Bugünlerde “yılın itirafçısı” yarışması açılsa 3 isim yarışır:
Hanefi Avcı, Sabri Yirmibeşoğlu, Ali Ağaoğlu...
Hepsinin itirafı birbirinden dehşet vericiydi.
Yirmibeşoğlu’nun Habertürk’e “Halkın mukavemetini artırmak için düşman yapmış gibi bazı değerlere sabotaj yapılır. Mesela cami yakılır. Biz Kıbrıs’ta bunu yaptık” demesi, sonradan ne kadar toparlamaya çalışsa da unutulmayacak bir itiraftı. İhtimal, uzun yıllar referans olacaktır.
* * *
Ali Ağaoğlu’nun Referans’ta söyledikleri ise yılın değil, yüzyılın itiraflarından biriydi.

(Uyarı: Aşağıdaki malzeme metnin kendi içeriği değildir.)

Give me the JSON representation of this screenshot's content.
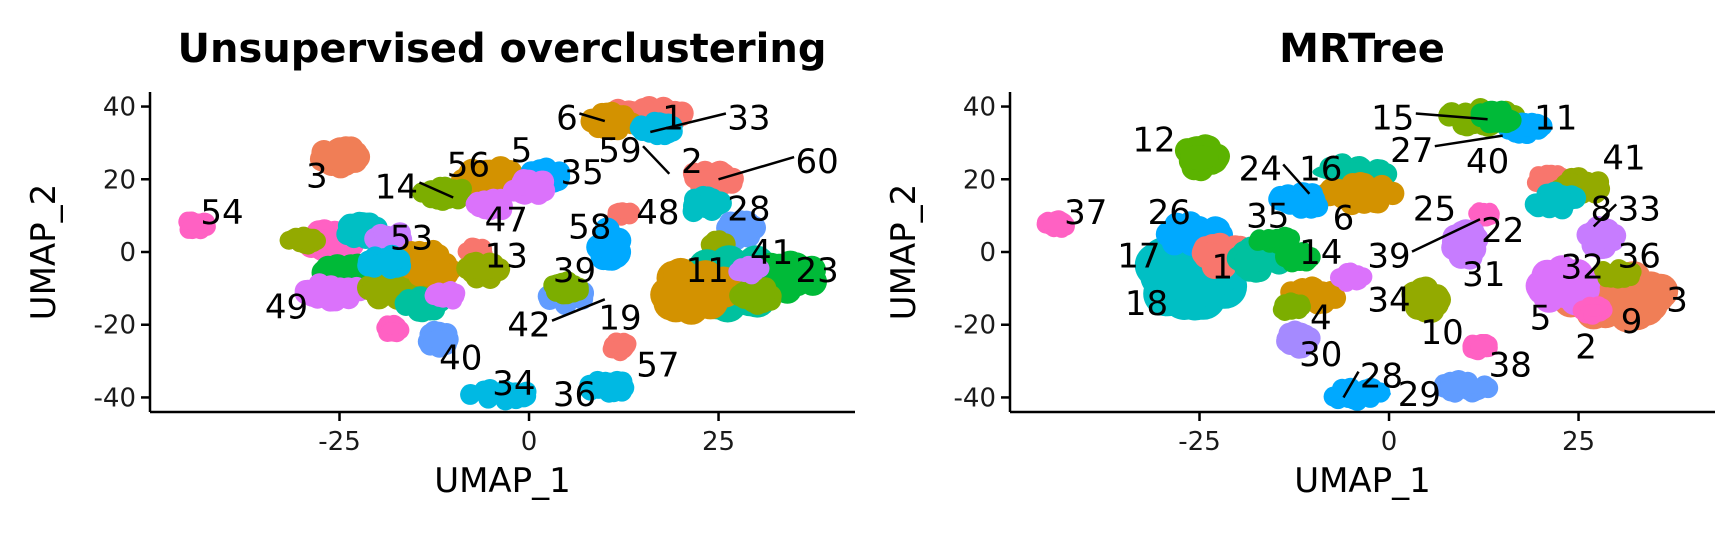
{
  "chart_data": [
    {
      "type": "scatter",
      "title": "Unsupervised overclustering",
      "xlabel": "UMAP_1",
      "ylabel": "UMAP_2",
      "xlim": [
        -50,
        43
      ],
      "ylim": [
        -44,
        44
      ],
      "xticks": [
        -25,
        0,
        25
      ],
      "yticks": [
        -40,
        -20,
        0,
        20,
        40
      ],
      "grid": false,
      "legend": "none",
      "clusters": [
        {
          "x": 15.5,
          "y": 37,
          "rx": 6.5,
          "ry": 3.5,
          "color": "#F8766D"
        },
        {
          "x": 11,
          "y": 36,
          "rx": 4,
          "ry": 3,
          "color": "#D39200"
        },
        {
          "x": 17,
          "y": 34,
          "rx": 3,
          "ry": 2.5,
          "color": "#00B9E3"
        },
        {
          "x": -25,
          "y": 26,
          "rx": 3,
          "ry": 4,
          "color": "#F07E56"
        },
        {
          "x": -5,
          "y": 20,
          "rx": 5,
          "ry": 4,
          "color": "#D39200"
        },
        {
          "x": 2,
          "y": 21,
          "rx": 3,
          "ry": 3,
          "color": "#00A9FF"
        },
        {
          "x": -11,
          "y": 16,
          "rx": 4,
          "ry": 2.5,
          "color": "#7CAE00"
        },
        {
          "x": -5,
          "y": 13,
          "rx": 3,
          "ry": 2.5,
          "color": "#DB72FB"
        },
        {
          "x": 0,
          "y": 18,
          "rx": 3,
          "ry": 3,
          "color": "#DB72FB"
        },
        {
          "x": -44,
          "y": 7.5,
          "rx": 2,
          "ry": 2,
          "color": "#FF61C3"
        },
        {
          "x": 12.5,
          "y": 10.5,
          "rx": 1.5,
          "ry": 1.5,
          "color": "#F8766D"
        },
        {
          "x": 24,
          "y": 20,
          "rx": 4,
          "ry": 3,
          "color": "#F8766D"
        },
        {
          "x": 23,
          "y": 13,
          "rx": 3,
          "ry": 3,
          "color": "#00BFC4"
        },
        {
          "x": 28,
          "y": 6,
          "rx": 2.5,
          "ry": 3.5,
          "color": "#619CFF"
        },
        {
          "x": 25,
          "y": 2,
          "rx": 1.5,
          "ry": 2,
          "color": "#93AA00"
        },
        {
          "x": 10.5,
          "y": 2,
          "rx": 2,
          "ry": 5,
          "color": "#00A9FF"
        },
        {
          "x": 27,
          "y": -9,
          "rx": 8,
          "ry": 8,
          "color": "#00C19F"
        },
        {
          "x": 34,
          "y": -7,
          "rx": 5,
          "ry": 5,
          "color": "#00BA38"
        },
        {
          "x": 22,
          "y": -11,
          "rx": 5,
          "ry": 7,
          "color": "#D39200"
        },
        {
          "x": 30,
          "y": -12,
          "rx": 3,
          "ry": 3,
          "color": "#7CAE00"
        },
        {
          "x": 29,
          "y": -5,
          "rx": 2,
          "ry": 2,
          "color": "#C77CFF"
        },
        {
          "x": 5,
          "y": -12,
          "rx": 3.5,
          "ry": 3,
          "color": "#619CFF"
        },
        {
          "x": 5,
          "y": -10,
          "rx": 2.5,
          "ry": 2.5,
          "color": "#7CAE00"
        },
        {
          "x": 12,
          "y": -26,
          "rx": 1.5,
          "ry": 2,
          "color": "#F8766D"
        },
        {
          "x": 10,
          "y": -37,
          "rx": 4,
          "ry": 2.5,
          "color": "#00B9E3"
        },
        {
          "x": -4,
          "y": -39,
          "rx": 5,
          "ry": 2.5,
          "color": "#00B9E3"
        },
        {
          "x": -12,
          "y": -24,
          "rx": 2,
          "ry": 3,
          "color": "#619CFF"
        },
        {
          "x": -18,
          "y": -21,
          "rx": 1.5,
          "ry": 2,
          "color": "#FF61C3"
        },
        {
          "x": -26,
          "y": 3,
          "rx": 4,
          "ry": 4,
          "color": "#FF61C3"
        },
        {
          "x": -22,
          "y": 6,
          "rx": 3,
          "ry": 3,
          "color": "#00BFC4"
        },
        {
          "x": -30,
          "y": 3,
          "rx": 2.5,
          "ry": 2,
          "color": "#93AA00"
        },
        {
          "x": -18,
          "y": 3,
          "rx": 3,
          "ry": 3,
          "color": "#C77CFF"
        },
        {
          "x": -14,
          "y": -1,
          "rx": 3,
          "ry": 2.5,
          "color": "#D39200"
        },
        {
          "x": -7,
          "y": 0,
          "rx": 1.5,
          "ry": 2,
          "color": "#F8766D"
        },
        {
          "x": -24,
          "y": -6,
          "rx": 4,
          "ry": 4,
          "color": "#00BA38"
        },
        {
          "x": -26,
          "y": -11,
          "rx": 5,
          "ry": 3,
          "color": "#DB72FB"
        },
        {
          "x": -17,
          "y": -10,
          "rx": 6,
          "ry": 4,
          "color": "#93AA00"
        },
        {
          "x": -13,
          "y": -5,
          "rx": 4,
          "ry": 3,
          "color": "#D39200"
        },
        {
          "x": -6,
          "y": -5,
          "rx": 3,
          "ry": 3,
          "color": "#93AA00"
        },
        {
          "x": -19,
          "y": -3,
          "rx": 3,
          "ry": 3,
          "color": "#00B9E3"
        },
        {
          "x": -14,
          "y": -14,
          "rx": 3,
          "ry": 3,
          "color": "#00C19F"
        },
        {
          "x": -11,
          "y": -12,
          "rx": 2,
          "ry": 2,
          "color": "#DB72FB"
        }
      ],
      "labels": [
        {
          "text": "6",
          "x": 5,
          "y": 37,
          "lx": 10,
          "ly": 36
        },
        {
          "text": "1",
          "x": 19,
          "y": 37
        },
        {
          "text": "33",
          "x": 29,
          "y": 37,
          "lx": 16,
          "ly": 33
        },
        {
          "text": "59",
          "x": 12,
          "y": 28,
          "lx": 18.5,
          "ly": 21.5
        },
        {
          "text": "2",
          "x": 21.5,
          "y": 25
        },
        {
          "text": "60",
          "x": 38,
          "y": 25,
          "lx": 25,
          "ly": 20
        },
        {
          "text": "3",
          "x": -28,
          "y": 21
        },
        {
          "text": "56",
          "x": -8,
          "y": 24
        },
        {
          "text": "5",
          "x": -1,
          "y": 28
        },
        {
          "text": "35",
          "x": 7,
          "y": 22
        },
        {
          "text": "14",
          "x": -17.5,
          "y": 18,
          "lx": -10,
          "ly": 15
        },
        {
          "text": "47",
          "x": -3,
          "y": 9
        },
        {
          "text": "58",
          "x": 8,
          "y": 7
        },
        {
          "text": "48",
          "x": 17,
          "y": 11
        },
        {
          "text": "28",
          "x": 29,
          "y": 12
        },
        {
          "text": "54",
          "x": -40.5,
          "y": 11
        },
        {
          "text": "53",
          "x": -15.5,
          "y": 4
        },
        {
          "text": "13",
          "x": -3,
          "y": -1
        },
        {
          "text": "41",
          "x": 32,
          "y": 0
        },
        {
          "text": "23",
          "x": 38,
          "y": -5
        },
        {
          "text": "11",
          "x": 23.5,
          "y": -5
        },
        {
          "text": "39",
          "x": 6,
          "y": -5
        },
        {
          "text": "49",
          "x": -32,
          "y": -15
        },
        {
          "text": "42",
          "x": 0,
          "y": -20,
          "lx": 10,
          "ly": -13
        },
        {
          "text": "19",
          "x": 12,
          "y": -18
        },
        {
          "text": "57",
          "x": 17,
          "y": -31
        },
        {
          "text": "40",
          "x": -9,
          "y": -29
        },
        {
          "text": "34",
          "x": -2,
          "y": -36
        },
        {
          "text": "36",
          "x": 6,
          "y": -39
        }
      ]
    },
    {
      "type": "scatter",
      "title": "MRTree",
      "xlabel": "UMAP_1",
      "ylabel": "UMAP_2",
      "xlim": [
        -50,
        43
      ],
      "ylim": [
        -44,
        44
      ],
      "xticks": [
        -25,
        0,
        25
      ],
      "yticks": [
        -40,
        -20,
        0,
        20,
        40
      ],
      "grid": false,
      "legend": "none",
      "clusters": [
        {
          "x": 12,
          "y": 37,
          "rx": 6,
          "ry": 3,
          "color": "#7CAE00"
        },
        {
          "x": 18,
          "y": 34,
          "rx": 4,
          "ry": 2.5,
          "color": "#00A9FF"
        },
        {
          "x": 14,
          "y": 37,
          "rx": 3,
          "ry": 2.5,
          "color": "#00BA38"
        },
        {
          "x": -25,
          "y": 26,
          "rx": 3,
          "ry": 4,
          "color": "#5BB300"
        },
        {
          "x": -44,
          "y": 7.5,
          "rx": 2,
          "ry": 2,
          "color": "#FF61C3"
        },
        {
          "x": -5,
          "y": 22,
          "rx": 6,
          "ry": 3,
          "color": "#00C19F"
        },
        {
          "x": -4,
          "y": 16,
          "rx": 7,
          "ry": 3.5,
          "color": "#D39200"
        },
        {
          "x": -12,
          "y": 14,
          "rx": 4,
          "ry": 3,
          "color": "#00A9FF"
        },
        {
          "x": 12.5,
          "y": 10.5,
          "rx": 1.5,
          "ry": 1.5,
          "color": "#FF61C3"
        },
        {
          "x": 21,
          "y": 20,
          "rx": 3,
          "ry": 2,
          "color": "#F8766D"
        },
        {
          "x": 25,
          "y": 18,
          "rx": 4,
          "ry": 3,
          "color": "#93AA00"
        },
        {
          "x": 22,
          "y": 14,
          "rx": 4,
          "ry": 3,
          "color": "#00BFC4"
        },
        {
          "x": 28,
          "y": 4,
          "rx": 2.5,
          "ry": 3.5,
          "color": "#C77CFF"
        },
        {
          "x": 10,
          "y": 2,
          "rx": 2,
          "ry": 5,
          "color": "#C77CFF"
        },
        {
          "x": 30,
          "y": -12,
          "rx": 8,
          "ry": 7,
          "color": "#F07E56"
        },
        {
          "x": 23,
          "y": -10,
          "rx": 4,
          "ry": 6,
          "color": "#DB72FB"
        },
        {
          "x": 30,
          "y": -6,
          "rx": 3,
          "ry": 2,
          "color": "#93AA00"
        },
        {
          "x": 27,
          "y": -16,
          "rx": 2,
          "ry": 2,
          "color": "#FF61C3"
        },
        {
          "x": 5,
          "y": -13,
          "rx": 3.5,
          "ry": 4,
          "color": "#93AA00"
        },
        {
          "x": 12,
          "y": -26,
          "rx": 1.5,
          "ry": 2,
          "color": "#FF61C3"
        },
        {
          "x": 10,
          "y": -37,
          "rx": 4,
          "ry": 2.5,
          "color": "#619CFF"
        },
        {
          "x": -4,
          "y": -39,
          "rx": 5,
          "ry": 2.5,
          "color": "#00A9FF"
        },
        {
          "x": -12,
          "y": -24,
          "rx": 2,
          "ry": 3,
          "color": "#A58AFF"
        },
        {
          "x": -26,
          "y": -5,
          "rx": 8,
          "ry": 10,
          "color": "#00BFC4"
        },
        {
          "x": -26,
          "y": 5,
          "rx": 5,
          "ry": 4,
          "color": "#00A9FF"
        },
        {
          "x": -22,
          "y": -1,
          "rx": 4,
          "ry": 4,
          "color": "#F8766D"
        },
        {
          "x": -17,
          "y": -2,
          "rx": 4,
          "ry": 4,
          "color": "#00C19F"
        },
        {
          "x": -15,
          "y": 3,
          "rx": 3,
          "ry": 2,
          "color": "#00BA38"
        },
        {
          "x": -12,
          "y": -1,
          "rx": 2.5,
          "ry": 2.5,
          "color": "#00BA38"
        },
        {
          "x": -10,
          "y": -12,
          "rx": 4,
          "ry": 3,
          "color": "#D39200"
        },
        {
          "x": -5,
          "y": -7,
          "rx": 2,
          "ry": 2,
          "color": "#DB72FB"
        },
        {
          "x": -13,
          "y": -15,
          "rx": 2,
          "ry": 2,
          "color": "#7CAE00"
        }
      ],
      "labels": [
        {
          "text": "15",
          "x": 0.5,
          "y": 37,
          "lx": 13,
          "ly": 36.5
        },
        {
          "text": "11",
          "x": 22,
          "y": 37
        },
        {
          "text": "27",
          "x": 3,
          "y": 28,
          "lx": 15,
          "ly": 32
        },
        {
          "text": "40",
          "x": 13,
          "y": 25
        },
        {
          "text": "41",
          "x": 31,
          "y": 26
        },
        {
          "text": "12",
          "x": -31,
          "y": 31
        },
        {
          "text": "24",
          "x": -17,
          "y": 23,
          "lx": -10.5,
          "ly": 16
        },
        {
          "text": "16",
          "x": -9,
          "y": 23
        },
        {
          "text": "37",
          "x": -40,
          "y": 11
        },
        {
          "text": "26",
          "x": -29,
          "y": 11
        },
        {
          "text": "35",
          "x": -16,
          "y": 10
        },
        {
          "text": "6",
          "x": -6,
          "y": 9.5
        },
        {
          "text": "25",
          "x": 6,
          "y": 12
        },
        {
          "text": "22",
          "x": 15,
          "y": 6
        },
        {
          "text": "39",
          "x": 0,
          "y": -1,
          "lx": 12,
          "ly": 9
        },
        {
          "text": "14",
          "x": -9,
          "y": 0
        },
        {
          "text": "8",
          "x": 28,
          "y": 12
        },
        {
          "text": "33",
          "x": 33,
          "y": 12,
          "lx": 27,
          "ly": 7
        },
        {
          "text": "17",
          "x": -33,
          "y": -1
        },
        {
          "text": "1",
          "x": -22,
          "y": -4
        },
        {
          "text": "36",
          "x": 33,
          "y": -1
        },
        {
          "text": "32",
          "x": 25.5,
          "y": -4
        },
        {
          "text": "31",
          "x": 12.5,
          "y": -6
        },
        {
          "text": "18",
          "x": -32,
          "y": -14
        },
        {
          "text": "34",
          "x": 0,
          "y": -13
        },
        {
          "text": "4",
          "x": -9,
          "y": -18
        },
        {
          "text": "10",
          "x": 7,
          "y": -22
        },
        {
          "text": "5",
          "x": 20,
          "y": -18
        },
        {
          "text": "9",
          "x": 32,
          "y": -19
        },
        {
          "text": "3",
          "x": 38,
          "y": -13
        },
        {
          "text": "2",
          "x": 26,
          "y": -26
        },
        {
          "text": "38",
          "x": 16,
          "y": -31
        },
        {
          "text": "30",
          "x": -9,
          "y": -28
        },
        {
          "text": "28",
          "x": -1,
          "y": -34,
          "lx": -6,
          "ly": -40
        },
        {
          "text": "29",
          "x": 4,
          "y": -39
        }
      ]
    }
  ]
}
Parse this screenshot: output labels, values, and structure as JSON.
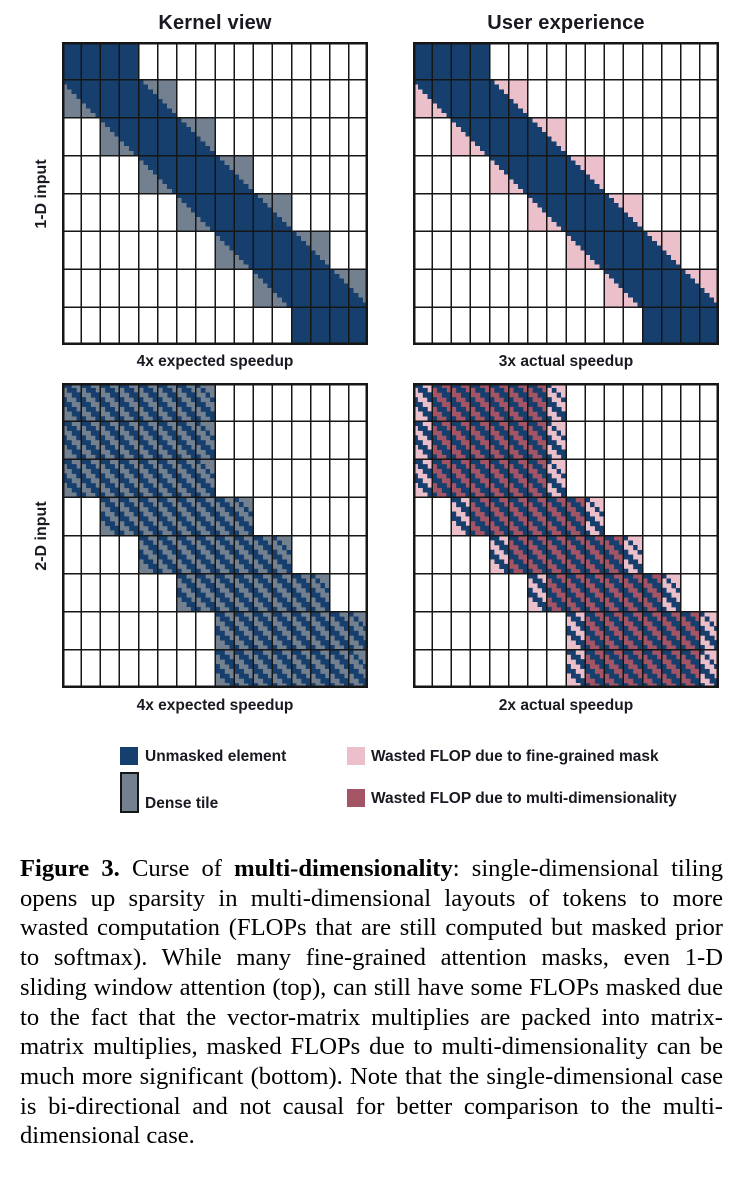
{
  "figure": {
    "column_titles": [
      "Kernel view",
      "User experience"
    ],
    "row_labels": [
      "1-D input",
      "2-D input"
    ],
    "panels": [
      {
        "id": "1d-kernel",
        "type": "1d",
        "scheme": "kernel",
        "caption": "4x expected speedup"
      },
      {
        "id": "1d-user",
        "type": "1d",
        "scheme": "user",
        "caption": "3x actual speedup"
      },
      {
        "id": "2d-kernel",
        "type": "2d",
        "scheme": "kernel",
        "caption": "4x expected speedup"
      },
      {
        "id": "2d-user",
        "type": "2d",
        "scheme": "user",
        "caption": "2x actual speedup"
      }
    ],
    "grid": {
      "cols": 16,
      "rows": 8
    },
    "band_1d": {
      "first_row_full_cols": [
        0,
        3
      ],
      "last_row_full_cols": [
        12,
        15
      ],
      "slope_cols_per_row": 2,
      "band_width_cols": 4
    },
    "band_2d": {
      "active_col_ranges_per_row": [
        [
          0,
          7
        ],
        [
          0,
          7
        ],
        [
          0,
          7
        ],
        [
          2,
          9
        ],
        [
          4,
          11
        ],
        [
          6,
          13
        ],
        [
          8,
          15
        ],
        [
          8,
          15
        ]
      ]
    }
  },
  "legend": {
    "items": [
      {
        "key": "unmasked",
        "label": "Unmasked element"
      },
      {
        "key": "dense_tile",
        "label": "Dense tile"
      },
      {
        "key": "waste_fine",
        "label": "Wasted FLOP due to fine-grained mask"
      },
      {
        "key": "waste_multi",
        "label": "Wasted FLOP due to multi-dimensionality"
      }
    ]
  },
  "caption": {
    "segments": [
      {
        "text": "Figure 3.",
        "bold": true
      },
      {
        "text": "  Curse of ",
        "bold": false
      },
      {
        "text": "multi-dimensionality",
        "bold": true
      },
      {
        "text": ": single-dimensional tiling opens up sparsity in multi-dimensional layouts of tokens to more wasted computation (FLOPs that are still computed but masked prior to softmax). While many fine-grained attention masks, even 1-D sliding window attention (top), can still have some FLOPs masked due to the fact that the vector-matrix multiplies are packed into matrix-matrix multiplies, masked FLOPs due to multi-dimensionality can be much more significant (bottom). Note that the single-dimensional case is bi-directional and not causal for better comparison to the multi-dimensional case.",
        "bold": false
      }
    ]
  },
  "colors": {
    "unmasked": "#173F6E",
    "dense_tile": "#73808F",
    "waste_fine": "#EBC0CA",
    "waste_multi": "#A35465",
    "grid_line": "#161616",
    "text": "#191922",
    "background": "#FFFFFF"
  }
}
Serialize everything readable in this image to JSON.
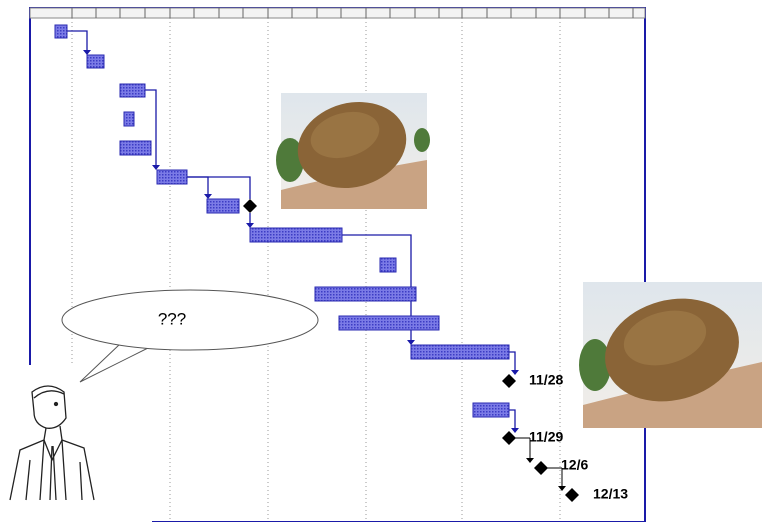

“İstanbul’da binaların yüzde 70’i güvenli değil” diyordu Ağaoğlu...
“Nereden biliyorsunuz?”
“Çoğunun inşaat malzemesini ben sattım da ondan... Kumları Marmara’dan çektik, demirleri hurdacıdan aldık. O devir öyleydi. Binalar iman kuvvetiyle ayakta duruyor. Deprem olursa ölen şanslı sayılır.”
* * *
Hanefi Avcı’nın “Fethullahçılar devleti sardı” itirafı da, çürümüş devlet binasının, iman kuvvetiyle ayakta durduğunu kanıtladı:
“Her kuruluşun başında bir imam var. Emniyetin tüm arşivi cemaate taşındı. Hedef seçilen kişiyi usulsüz dinleyip kayıtları şantaj için kullanıyorlar. Devleti ele geçirmeye çalışıyorlar.”
“Nereden biliyorsunuz?”
“Bunları ben de yaptım da ondan...”
* * *
Şimdi Avcı’nın “çıplak” diye haykırdığı “kral”lar, onu kendi yöntemleriyle vuruyor.
Telefonlarını dinliyor, kanıt diye karşısına koyuyorlar.
Daha da ötesi, özel ilişkilerini şantaj için kullanıyorlar.
Dün eski CHP Milletvekili Sabri Ergül hatırlattı:
Avcı, 1998’de Susurluk’u deşifre ettiği zaman tutuklandığında Ergül cezaevine ziyaretine gitmiş. Avcı o zaman da neredeyse bugünküyle aynı şeyleri söylemiş:
“Tutuklayarak beni susturmak istiyorlar, ama susmayacağım. Beni yıldıramazlar” demiş.
O zaman da hakkında “gizliliği ihlal”den dava açılmış.
Ergül’e yaptığı açıklamadan sonra hemen tahliye edilmiş, sonra da terfi ettirilmişti.
* * *
Devlet içindeki derin güçler çatışmasa, itirafçılar “gizliliği ihlal” etmese, emekliler sırlarını ağızlarından kaçırmasa, hayatımızı tehdit eden tehlikelerden haberdar olmayacağız.
Devletin çivisinin çıktığı da belgelenemeyecek.
Eğer telefon dinleyip işkence yaparak istihbarat yapan adamla, telefonları dinlenip, eziyet edilerek hesaplaşılıyorsa...
Yani herkes kendi yöntemiyle cezalandırılacaksa...
Çürük ev yapan, kendi yaptığı evlerden birinde oturmaya mahkûm edilmelidir.
Sabotajcı, provokasyona müsait bir bölgede cami memuriyetine verilmelidir.
Virüslü etleri piyasaya sürenlere günde üç öğün virüslü hamburger yedirilmelidir.
“Herkese kendi cehennemini yaşatmak”, belki cehennem ateşini bir nebze azaltabilir.
* * *
NOT: Ecder Akışık’ı 15 yıl önce “Sarı Zeybek”in seslendirmesi için stüdyomuza geldiğinde tanımıştım. Kelimeler boğazında düğümlendiğinden, önündeki satırları okuyamamış, bir süre ara vermek istemişti. O müthiş “ses”, son derece duygusal bir insandan çıkıyordu. İyi ki onu tanımışım. Tiyatro dünyasının başı sağolsun!